While the technical definition of a recession was avoided, the details paint a concerning picture for the long-term health of the economy. A significant portion of the quarter’s growth resulted from the mechanics of GDP calculation, where a drop in imports, combined with flat exports, creates a positive contribution. This dynamic does not reflect a thriving business environment but rather indicates weaker internal demand. Furthermore, an 82 percent spike in spending on weapon systems inflated government capital investment figures, masking the reality that business investment remained flat and household spending saw its largest non-pandemic decline in nearly two decades.
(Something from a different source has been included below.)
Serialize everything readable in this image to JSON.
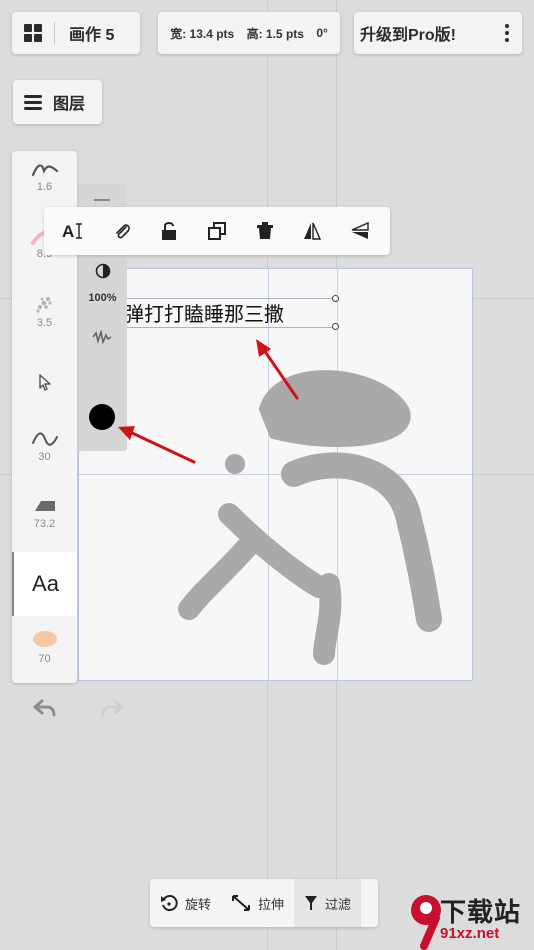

Momentum appears to be stalling heading into the final months of the year. Although September saw a modest 0.2 percent gain due to manufacturing and air transport recovery, preliminary estimates for October point to a 0.3 percent contraction. This volatility reinforces the view held by experts at TD Bank and BMO that the economy is not yet firing on all cylinders. With market odds for a December rate cut sitting below 16 percent, the central bank is expected to maintain its policy rate at 2.25 percent through the start of 2026 unless growth deviates significantly from current forecasts.
This economic landscape suggests a cautious approach is necessary for macro-focused investors who should prepare for a period of stabilized interest rates and potential volatility in consumer-discretionary sectors.